El temblor de tierra de 4.5 grados registrado la noche del lunes al nordeste de San Pedro de Macorís provocó que personas ubicadas en edificaciones altas de otras localidades, como la provincia Santo Domingo, salieran de sus viviendas y lugares de trabajo tras sentir fuertemente el fenómeno.

Sin embargo, este efecto no está relacionado con la magnitud del temblor, sino con la profundidad, que fue de 121.9 kilómetros, según explicó Jottin Leonel Collado, del Centro Nacional de Sismología de la Universidad Autónoma de Santo Domingo (UASD).

“Cuando los eventos son profundos, la tierra filtra las señales y llegan lo que llamamos largos periodos o bajas frecuencias, que afectan más a edificaciones altas”, explicó Collado.

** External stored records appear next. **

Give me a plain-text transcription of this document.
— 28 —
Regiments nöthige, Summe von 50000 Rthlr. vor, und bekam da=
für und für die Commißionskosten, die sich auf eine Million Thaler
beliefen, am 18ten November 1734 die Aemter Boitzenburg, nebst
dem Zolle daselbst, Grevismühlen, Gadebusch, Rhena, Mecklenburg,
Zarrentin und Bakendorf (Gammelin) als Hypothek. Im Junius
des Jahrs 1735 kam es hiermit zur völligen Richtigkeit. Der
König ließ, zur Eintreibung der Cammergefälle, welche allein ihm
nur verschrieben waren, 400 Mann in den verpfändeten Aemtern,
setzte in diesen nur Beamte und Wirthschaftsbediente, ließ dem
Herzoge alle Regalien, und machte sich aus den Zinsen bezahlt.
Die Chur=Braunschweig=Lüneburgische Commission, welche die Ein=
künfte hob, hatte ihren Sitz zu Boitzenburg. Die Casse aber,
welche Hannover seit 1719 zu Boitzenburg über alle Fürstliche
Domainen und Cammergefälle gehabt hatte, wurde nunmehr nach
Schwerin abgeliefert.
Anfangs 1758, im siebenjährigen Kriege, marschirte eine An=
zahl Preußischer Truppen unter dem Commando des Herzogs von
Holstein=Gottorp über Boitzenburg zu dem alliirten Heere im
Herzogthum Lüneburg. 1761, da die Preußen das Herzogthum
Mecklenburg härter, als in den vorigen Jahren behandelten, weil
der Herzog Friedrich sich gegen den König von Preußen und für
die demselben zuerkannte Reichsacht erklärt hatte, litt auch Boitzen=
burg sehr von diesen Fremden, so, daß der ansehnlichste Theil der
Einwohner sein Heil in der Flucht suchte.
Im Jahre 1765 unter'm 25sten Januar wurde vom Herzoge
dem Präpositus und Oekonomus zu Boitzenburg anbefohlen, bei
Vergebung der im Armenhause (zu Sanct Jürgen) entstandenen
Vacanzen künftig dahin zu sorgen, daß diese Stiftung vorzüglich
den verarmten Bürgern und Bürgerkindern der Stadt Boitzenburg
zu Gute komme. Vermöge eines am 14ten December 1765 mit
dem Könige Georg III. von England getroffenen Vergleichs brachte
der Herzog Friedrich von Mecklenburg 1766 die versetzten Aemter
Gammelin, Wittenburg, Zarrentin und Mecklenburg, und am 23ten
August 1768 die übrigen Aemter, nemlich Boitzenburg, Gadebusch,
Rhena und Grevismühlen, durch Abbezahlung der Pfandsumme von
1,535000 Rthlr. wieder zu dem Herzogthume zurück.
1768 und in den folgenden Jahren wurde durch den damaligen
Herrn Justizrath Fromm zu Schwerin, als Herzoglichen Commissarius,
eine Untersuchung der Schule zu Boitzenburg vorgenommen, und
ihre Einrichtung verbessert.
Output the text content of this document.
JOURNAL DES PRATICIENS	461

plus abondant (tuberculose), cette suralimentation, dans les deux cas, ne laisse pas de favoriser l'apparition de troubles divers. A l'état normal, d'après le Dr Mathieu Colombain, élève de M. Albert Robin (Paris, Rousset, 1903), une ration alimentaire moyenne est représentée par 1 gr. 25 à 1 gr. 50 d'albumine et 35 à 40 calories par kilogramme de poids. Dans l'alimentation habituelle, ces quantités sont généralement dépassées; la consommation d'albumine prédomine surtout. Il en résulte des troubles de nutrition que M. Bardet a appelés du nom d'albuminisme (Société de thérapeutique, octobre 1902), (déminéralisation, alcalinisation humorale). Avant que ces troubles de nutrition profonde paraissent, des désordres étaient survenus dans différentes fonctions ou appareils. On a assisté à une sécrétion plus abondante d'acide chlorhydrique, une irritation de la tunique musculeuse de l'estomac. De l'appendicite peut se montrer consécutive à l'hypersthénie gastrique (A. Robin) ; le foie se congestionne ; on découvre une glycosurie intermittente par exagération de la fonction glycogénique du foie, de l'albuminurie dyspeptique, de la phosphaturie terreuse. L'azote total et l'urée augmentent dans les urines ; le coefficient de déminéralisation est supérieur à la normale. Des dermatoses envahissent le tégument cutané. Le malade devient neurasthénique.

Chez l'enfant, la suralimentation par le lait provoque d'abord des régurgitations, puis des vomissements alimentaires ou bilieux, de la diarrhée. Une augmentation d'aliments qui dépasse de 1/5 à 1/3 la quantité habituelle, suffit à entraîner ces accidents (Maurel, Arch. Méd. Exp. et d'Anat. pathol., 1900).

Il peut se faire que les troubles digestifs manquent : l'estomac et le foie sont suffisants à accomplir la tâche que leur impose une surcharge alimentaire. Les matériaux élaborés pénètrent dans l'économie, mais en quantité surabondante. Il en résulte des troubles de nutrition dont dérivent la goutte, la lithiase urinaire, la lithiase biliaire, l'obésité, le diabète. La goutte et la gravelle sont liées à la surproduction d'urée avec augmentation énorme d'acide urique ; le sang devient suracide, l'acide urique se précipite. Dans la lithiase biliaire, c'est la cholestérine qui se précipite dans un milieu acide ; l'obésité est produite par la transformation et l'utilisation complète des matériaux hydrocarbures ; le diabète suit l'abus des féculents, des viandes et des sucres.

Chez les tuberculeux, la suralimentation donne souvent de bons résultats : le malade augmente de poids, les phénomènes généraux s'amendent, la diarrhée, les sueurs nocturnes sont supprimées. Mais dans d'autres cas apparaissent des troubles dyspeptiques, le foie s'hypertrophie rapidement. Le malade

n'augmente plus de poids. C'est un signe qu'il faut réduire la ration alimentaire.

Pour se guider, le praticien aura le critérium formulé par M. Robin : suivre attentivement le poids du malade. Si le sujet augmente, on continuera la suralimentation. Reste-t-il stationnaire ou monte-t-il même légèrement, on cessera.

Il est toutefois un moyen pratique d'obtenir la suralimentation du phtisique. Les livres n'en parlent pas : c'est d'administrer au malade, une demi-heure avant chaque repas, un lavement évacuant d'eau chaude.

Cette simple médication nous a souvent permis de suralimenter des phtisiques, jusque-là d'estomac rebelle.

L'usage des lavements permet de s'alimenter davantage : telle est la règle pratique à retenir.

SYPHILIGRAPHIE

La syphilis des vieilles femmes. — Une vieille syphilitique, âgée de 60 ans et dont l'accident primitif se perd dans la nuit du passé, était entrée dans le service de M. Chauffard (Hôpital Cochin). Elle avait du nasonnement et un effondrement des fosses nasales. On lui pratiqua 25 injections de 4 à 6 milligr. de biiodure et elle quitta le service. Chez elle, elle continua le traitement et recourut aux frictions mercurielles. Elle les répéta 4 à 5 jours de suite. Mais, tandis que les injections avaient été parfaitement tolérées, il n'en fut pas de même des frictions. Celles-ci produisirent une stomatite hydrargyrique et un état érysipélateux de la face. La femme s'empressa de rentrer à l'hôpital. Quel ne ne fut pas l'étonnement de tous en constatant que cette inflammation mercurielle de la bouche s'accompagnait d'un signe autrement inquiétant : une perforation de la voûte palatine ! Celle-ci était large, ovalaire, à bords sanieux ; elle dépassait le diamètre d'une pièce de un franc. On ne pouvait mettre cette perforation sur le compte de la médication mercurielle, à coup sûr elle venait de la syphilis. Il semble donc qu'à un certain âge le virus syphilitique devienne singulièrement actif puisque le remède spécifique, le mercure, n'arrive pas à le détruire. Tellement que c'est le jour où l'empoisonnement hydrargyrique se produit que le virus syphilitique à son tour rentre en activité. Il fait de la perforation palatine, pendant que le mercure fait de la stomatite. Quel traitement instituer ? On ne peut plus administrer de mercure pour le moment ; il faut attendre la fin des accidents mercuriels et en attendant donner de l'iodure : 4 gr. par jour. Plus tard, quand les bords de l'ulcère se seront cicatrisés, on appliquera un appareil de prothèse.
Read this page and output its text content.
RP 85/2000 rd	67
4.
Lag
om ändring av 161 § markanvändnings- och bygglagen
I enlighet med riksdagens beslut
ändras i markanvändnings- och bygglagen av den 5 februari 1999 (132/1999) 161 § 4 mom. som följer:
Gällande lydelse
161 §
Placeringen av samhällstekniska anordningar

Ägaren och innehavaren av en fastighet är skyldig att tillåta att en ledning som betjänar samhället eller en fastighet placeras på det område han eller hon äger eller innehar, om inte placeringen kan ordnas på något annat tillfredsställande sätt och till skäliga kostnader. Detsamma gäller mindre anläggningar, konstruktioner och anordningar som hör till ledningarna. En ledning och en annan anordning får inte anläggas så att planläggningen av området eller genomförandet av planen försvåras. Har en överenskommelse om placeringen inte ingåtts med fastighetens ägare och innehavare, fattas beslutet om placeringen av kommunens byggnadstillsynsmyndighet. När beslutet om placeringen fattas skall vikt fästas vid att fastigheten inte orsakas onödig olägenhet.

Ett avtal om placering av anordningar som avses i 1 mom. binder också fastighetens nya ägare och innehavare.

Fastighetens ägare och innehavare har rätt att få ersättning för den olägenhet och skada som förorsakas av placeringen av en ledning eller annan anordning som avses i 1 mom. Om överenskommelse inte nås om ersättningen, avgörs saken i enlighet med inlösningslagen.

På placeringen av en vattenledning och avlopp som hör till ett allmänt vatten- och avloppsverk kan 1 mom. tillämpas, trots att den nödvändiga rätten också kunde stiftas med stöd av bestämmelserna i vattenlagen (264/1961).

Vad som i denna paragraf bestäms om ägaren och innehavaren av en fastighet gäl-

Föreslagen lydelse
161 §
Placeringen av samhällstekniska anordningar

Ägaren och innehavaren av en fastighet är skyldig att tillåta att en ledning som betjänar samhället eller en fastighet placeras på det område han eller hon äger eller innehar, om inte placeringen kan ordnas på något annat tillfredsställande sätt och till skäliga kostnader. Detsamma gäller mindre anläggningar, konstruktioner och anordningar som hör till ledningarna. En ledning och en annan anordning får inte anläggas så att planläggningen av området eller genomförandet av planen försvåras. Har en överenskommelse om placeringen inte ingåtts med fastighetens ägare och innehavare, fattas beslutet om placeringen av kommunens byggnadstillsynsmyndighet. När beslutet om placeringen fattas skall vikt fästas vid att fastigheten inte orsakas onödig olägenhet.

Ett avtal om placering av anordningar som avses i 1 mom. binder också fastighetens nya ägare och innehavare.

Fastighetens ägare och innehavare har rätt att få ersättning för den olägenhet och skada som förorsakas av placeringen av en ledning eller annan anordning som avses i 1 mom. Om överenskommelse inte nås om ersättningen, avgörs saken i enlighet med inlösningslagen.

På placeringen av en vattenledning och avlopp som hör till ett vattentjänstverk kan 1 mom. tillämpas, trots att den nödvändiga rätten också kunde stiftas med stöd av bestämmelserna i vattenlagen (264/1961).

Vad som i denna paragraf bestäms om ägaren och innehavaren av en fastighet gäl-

“Por eso los edificios, usualmente, sienten más ese tipo de fenómenos que son un poco lejos y profundos”, agregó.

Al ser preguntado sobre el motivo por el cual no se registraron actividades antes y después del temblor, como en otras oportunidades, Jottin Collado explicó que no siempre los sismos tienen ese comportamiento.

“Los eventos pequeños, como el de ayer, no tienen esa característica por la cantidad de energía que liberan, que es mínima”, añadió el especialista, quien indicó que la institución estuvo observando las últimas dos semanas de actividad en la zona, a fin de identificar eventos que denominan “premonitores”: SIin embargo, los hallados no están relacionados con el evento del lunes.